Mermaids and other LGBTQIA+ organisations are deeply concerned about the Government’s proposals, which could erode our rights to privacy, and diminish public bodies’ obligations to proactively protect our rights.

What are our concerns?

The Government published a public consultation on the Reform of the Human Rights Act in December 2021, which includes a list of proposals on how this reform will look. The key proposals we are concerned with are:

  • The Government’s proposal to give the right of freedom of expression (section 10) enhanced protection may act to weaken the right to privacy (Article 8), which would stand to impact LGBTQIA+ people who have relied upon these rights to resist being outed.
  • The Government wishes to curtail “positive obligations”, an important human rights mechanism which requires public bodies to take proactive steps to protect people’s human rights in everyday life.
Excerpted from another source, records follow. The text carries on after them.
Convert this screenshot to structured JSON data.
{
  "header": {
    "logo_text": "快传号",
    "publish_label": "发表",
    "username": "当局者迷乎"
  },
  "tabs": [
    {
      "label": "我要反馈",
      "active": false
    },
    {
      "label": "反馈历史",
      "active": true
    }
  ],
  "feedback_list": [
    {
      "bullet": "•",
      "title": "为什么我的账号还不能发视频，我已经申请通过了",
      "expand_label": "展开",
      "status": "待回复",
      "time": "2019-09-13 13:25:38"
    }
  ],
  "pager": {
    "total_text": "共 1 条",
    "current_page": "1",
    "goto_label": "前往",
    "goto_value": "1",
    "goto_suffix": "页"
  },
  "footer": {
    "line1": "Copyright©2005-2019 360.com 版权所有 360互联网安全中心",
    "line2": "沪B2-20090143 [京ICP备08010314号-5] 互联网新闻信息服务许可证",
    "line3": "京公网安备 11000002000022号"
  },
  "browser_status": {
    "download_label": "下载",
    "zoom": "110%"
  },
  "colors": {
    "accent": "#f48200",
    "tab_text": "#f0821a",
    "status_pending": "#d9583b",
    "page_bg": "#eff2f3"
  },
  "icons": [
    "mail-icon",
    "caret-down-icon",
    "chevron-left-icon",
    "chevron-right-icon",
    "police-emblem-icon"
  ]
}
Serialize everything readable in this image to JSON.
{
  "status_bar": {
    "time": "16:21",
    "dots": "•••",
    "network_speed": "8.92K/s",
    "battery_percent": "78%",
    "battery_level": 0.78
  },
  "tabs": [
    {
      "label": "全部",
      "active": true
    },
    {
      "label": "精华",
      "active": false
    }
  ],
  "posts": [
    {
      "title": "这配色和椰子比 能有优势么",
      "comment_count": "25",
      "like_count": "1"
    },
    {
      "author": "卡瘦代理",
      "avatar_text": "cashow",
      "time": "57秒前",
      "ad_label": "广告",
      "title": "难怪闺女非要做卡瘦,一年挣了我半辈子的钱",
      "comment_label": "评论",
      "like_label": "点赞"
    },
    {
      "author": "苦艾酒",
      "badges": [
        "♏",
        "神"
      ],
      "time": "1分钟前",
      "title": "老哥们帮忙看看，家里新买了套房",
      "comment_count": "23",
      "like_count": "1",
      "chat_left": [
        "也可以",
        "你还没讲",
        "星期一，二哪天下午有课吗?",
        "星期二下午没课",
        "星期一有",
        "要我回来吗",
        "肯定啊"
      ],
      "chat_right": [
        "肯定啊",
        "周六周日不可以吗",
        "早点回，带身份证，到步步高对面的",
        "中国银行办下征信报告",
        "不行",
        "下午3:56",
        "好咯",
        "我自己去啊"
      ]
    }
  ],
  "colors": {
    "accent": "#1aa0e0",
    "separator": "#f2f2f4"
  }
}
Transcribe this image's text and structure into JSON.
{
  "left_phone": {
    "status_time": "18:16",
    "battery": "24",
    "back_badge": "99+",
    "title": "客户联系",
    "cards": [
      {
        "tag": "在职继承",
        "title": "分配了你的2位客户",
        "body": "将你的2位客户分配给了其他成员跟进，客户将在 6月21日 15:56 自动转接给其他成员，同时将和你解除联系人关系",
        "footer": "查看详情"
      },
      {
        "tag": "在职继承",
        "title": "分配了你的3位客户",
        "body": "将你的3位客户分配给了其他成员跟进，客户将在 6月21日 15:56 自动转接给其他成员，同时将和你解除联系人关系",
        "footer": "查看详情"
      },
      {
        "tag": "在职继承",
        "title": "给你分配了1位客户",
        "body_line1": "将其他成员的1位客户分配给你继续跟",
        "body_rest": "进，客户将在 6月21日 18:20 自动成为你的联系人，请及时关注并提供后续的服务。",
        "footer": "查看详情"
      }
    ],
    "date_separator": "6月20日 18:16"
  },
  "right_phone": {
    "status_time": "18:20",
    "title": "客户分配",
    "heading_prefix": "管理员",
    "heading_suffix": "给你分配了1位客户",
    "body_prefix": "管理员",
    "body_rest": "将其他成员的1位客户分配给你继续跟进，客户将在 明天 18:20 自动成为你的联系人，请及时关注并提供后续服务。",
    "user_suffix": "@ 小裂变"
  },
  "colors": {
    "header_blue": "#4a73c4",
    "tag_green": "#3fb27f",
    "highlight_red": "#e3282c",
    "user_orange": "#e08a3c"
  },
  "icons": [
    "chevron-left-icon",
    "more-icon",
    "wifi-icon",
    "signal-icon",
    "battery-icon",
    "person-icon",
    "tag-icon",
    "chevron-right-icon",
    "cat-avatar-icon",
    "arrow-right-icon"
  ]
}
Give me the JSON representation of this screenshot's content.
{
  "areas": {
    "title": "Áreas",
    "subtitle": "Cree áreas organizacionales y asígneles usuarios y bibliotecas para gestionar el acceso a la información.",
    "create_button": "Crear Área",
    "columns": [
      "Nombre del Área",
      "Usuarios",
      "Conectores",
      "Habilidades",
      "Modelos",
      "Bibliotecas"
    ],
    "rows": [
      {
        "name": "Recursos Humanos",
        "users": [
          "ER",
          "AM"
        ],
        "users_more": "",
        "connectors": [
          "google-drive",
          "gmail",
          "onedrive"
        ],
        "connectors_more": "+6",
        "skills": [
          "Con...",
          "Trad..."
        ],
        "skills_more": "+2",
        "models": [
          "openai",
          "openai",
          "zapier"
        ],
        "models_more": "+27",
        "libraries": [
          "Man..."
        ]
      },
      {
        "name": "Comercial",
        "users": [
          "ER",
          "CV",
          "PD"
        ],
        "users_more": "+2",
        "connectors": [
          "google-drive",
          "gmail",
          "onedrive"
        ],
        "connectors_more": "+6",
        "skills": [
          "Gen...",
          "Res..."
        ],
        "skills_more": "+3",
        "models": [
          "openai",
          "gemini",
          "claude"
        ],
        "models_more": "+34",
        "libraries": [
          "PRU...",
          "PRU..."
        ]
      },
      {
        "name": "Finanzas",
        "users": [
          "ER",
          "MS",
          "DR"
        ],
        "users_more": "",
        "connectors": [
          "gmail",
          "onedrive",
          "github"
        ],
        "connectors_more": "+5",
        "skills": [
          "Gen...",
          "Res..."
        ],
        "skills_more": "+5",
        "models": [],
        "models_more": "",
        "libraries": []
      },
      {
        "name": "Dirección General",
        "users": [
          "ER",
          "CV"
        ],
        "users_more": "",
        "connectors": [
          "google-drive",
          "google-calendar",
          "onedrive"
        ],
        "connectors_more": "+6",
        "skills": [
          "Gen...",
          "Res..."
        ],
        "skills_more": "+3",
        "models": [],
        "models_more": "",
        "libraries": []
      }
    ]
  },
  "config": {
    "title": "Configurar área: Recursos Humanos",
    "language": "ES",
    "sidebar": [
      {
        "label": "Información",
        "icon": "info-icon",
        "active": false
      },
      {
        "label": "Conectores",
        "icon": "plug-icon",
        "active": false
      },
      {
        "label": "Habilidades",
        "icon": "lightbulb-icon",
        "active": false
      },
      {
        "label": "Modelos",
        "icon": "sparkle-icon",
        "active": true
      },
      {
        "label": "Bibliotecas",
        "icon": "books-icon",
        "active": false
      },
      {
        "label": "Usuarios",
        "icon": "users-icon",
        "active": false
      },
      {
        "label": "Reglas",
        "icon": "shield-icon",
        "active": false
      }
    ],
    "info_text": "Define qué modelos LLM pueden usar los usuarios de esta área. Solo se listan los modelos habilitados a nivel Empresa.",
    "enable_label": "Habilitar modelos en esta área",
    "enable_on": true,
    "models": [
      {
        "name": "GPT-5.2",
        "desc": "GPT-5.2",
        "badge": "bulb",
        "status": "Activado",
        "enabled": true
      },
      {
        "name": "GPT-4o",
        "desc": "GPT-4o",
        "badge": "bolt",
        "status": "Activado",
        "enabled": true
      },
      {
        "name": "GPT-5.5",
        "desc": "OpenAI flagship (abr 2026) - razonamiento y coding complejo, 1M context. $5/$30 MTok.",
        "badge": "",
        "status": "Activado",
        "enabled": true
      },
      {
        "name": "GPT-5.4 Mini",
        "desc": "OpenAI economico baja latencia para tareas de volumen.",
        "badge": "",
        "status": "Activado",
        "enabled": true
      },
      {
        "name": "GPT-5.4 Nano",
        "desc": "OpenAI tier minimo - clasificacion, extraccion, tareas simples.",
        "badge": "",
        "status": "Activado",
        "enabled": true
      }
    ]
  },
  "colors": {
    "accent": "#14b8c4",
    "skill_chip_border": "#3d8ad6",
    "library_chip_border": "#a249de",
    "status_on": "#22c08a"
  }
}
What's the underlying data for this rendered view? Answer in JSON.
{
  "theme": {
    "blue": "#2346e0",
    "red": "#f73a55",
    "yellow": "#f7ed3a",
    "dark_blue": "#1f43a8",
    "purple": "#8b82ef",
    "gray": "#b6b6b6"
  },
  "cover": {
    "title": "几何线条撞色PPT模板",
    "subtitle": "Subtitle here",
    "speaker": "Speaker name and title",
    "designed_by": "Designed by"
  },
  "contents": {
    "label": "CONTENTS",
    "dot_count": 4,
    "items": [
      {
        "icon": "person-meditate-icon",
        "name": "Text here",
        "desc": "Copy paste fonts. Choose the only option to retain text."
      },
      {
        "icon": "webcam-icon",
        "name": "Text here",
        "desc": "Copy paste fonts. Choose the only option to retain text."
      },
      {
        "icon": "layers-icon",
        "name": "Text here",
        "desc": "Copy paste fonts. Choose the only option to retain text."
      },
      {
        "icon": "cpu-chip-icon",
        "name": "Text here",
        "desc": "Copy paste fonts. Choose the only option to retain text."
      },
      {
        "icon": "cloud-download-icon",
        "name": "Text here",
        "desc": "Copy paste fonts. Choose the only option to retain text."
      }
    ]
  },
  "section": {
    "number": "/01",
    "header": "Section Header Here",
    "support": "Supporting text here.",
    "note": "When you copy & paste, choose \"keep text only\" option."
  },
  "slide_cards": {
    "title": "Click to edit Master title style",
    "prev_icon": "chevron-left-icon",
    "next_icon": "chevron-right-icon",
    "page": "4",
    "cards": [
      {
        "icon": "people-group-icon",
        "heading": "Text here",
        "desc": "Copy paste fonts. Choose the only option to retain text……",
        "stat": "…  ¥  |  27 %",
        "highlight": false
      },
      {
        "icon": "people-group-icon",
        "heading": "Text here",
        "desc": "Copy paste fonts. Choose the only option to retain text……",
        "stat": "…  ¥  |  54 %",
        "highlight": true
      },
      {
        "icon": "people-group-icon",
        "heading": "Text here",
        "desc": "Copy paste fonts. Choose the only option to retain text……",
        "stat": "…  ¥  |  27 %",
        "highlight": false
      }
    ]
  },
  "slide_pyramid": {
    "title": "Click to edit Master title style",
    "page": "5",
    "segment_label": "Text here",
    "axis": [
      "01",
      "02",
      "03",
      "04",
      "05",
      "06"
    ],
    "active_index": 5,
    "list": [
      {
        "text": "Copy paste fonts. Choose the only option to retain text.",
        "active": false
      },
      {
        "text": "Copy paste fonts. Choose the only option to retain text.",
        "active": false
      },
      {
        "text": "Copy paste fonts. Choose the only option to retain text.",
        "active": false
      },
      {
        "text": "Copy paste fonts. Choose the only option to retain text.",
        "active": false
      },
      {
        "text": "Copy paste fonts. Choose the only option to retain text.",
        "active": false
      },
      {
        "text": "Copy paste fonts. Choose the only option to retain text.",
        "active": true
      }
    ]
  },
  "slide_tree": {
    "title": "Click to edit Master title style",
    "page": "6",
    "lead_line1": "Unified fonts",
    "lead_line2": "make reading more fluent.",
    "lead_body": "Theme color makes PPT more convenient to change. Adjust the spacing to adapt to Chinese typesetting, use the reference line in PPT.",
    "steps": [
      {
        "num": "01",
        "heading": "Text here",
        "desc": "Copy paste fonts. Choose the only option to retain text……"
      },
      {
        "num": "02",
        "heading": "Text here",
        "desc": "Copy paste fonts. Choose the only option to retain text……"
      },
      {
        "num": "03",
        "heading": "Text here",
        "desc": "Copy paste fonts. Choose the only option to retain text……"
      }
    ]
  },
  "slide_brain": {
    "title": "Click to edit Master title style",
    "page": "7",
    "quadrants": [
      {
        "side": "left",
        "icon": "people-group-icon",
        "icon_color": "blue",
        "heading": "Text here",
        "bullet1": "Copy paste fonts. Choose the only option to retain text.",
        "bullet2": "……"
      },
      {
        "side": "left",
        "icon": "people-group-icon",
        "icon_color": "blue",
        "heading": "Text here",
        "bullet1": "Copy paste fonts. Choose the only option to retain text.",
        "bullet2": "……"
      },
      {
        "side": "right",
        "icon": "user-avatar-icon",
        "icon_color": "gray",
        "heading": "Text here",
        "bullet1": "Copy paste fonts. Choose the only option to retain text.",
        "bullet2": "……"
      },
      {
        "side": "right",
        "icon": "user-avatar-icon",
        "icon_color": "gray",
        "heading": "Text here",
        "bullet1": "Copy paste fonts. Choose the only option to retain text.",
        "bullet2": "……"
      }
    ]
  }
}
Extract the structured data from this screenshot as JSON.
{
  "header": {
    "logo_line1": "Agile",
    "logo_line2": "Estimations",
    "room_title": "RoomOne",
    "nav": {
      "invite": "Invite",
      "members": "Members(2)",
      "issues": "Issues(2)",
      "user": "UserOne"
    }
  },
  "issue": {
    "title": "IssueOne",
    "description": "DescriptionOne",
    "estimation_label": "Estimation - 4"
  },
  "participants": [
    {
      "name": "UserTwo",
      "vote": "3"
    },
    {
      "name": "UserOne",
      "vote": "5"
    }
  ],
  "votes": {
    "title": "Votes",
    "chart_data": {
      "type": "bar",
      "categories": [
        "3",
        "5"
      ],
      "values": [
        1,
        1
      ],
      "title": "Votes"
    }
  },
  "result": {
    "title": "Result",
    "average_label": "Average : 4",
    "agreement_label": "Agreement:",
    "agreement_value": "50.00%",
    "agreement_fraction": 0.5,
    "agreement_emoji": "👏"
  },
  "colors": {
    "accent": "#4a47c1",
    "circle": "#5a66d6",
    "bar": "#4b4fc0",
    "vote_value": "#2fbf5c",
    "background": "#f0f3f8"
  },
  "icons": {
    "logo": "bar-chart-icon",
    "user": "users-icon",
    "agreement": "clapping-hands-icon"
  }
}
Undermining positive obligations is likely to have a detrimental impact on the LGBTQIA+ community, many of whom rely on the protections when such obligations are enforced when accessing public services. 

The HRA’s pivotal role in advancing trans rights

The ability to change one’s legal gender in the UK was won through protections provided by the HRA, protections this reform seeks to weaken in Goodwin v UK (2002)

The claimant in this case, Christine Goodwin, a trans woman, appealed to the European Court of Human Rights (ECtHR) claiming her right to a private life and right to marry had been violated as despite living and working as a woman, in the eyes of UK law at that time, Christine was still considered a man. Significantly, the law prevented her from marrying a man.

The ECtHR ruled that Christine’s right to respect for private and family life (Article 8) and right to live free from discrimination (Article 14) were not being respected in the UK. This importantly led to the introduction of the Gender Recognition Act (2004), which was at the time of its enactment considered world-leading in respect of legal gender recognition and enabled trans people to access legal gender recognition in the UK.

Additionally, positive obligations imposed on public bodies by the HRA have a long history of protecting LGBTQIA+ people both in their everyday interactions with public bodies but also in the courts. 

In Identoba and others v Georgia (2015), positive obligations helped protect LGBTQIA+ people’s Article 11 right (freedom of assembly and association) when the ECtHR decided that a lack of police protection during a peaceful march to mark the International Day Against Homophobia constituted a breach of their rights. 

Marginalised communities are most at risk

Migrant and refugee communities, Black and communities of colour and prison communities, some of whom will also be LGBTQIA+,  will be further disadvantaged by the proposals.

For example, migrant and refugee communities who have also relied heavily on their Article 8 right, have seen their rights to respect and dignity being curtailed by the proposed Nationality and Borders Bill – by requiring LGBTQIA+ refugees to “prove”, to a higher standard than previously, that their sexual orientation and/or gender identity could cause them fear of persecution – to the satisfaction of the Home Office and to judges (Clause 31). As we write, this Bill is making its way through Parliament.

What can I do?

We have been working on a response to the consultation with the LGBTQIA+ sector, which you can read here.

You can have your say, too. The deadline to respond to the consultation is Tuesday 8 March 2022 – so there’s still time to make your voice heard. You can respond via an online survey or by emailing a written response. 

For guidance on how to respond to the consultation:

  • You can find Liberty’s guidance on responding to the consultation here.
  • Amnesty International’s guidance can be found here.
  • The British Institute of Human Rights also has helpful guidance on how to respond to the consultation here.

What happens next? 

Once the consultation period has ended, we await the Government’s response to that consultation (which should usually be published within 12 weeks of the consultation closing) and then wait to hear their plans for a draft “Bill of Rights’.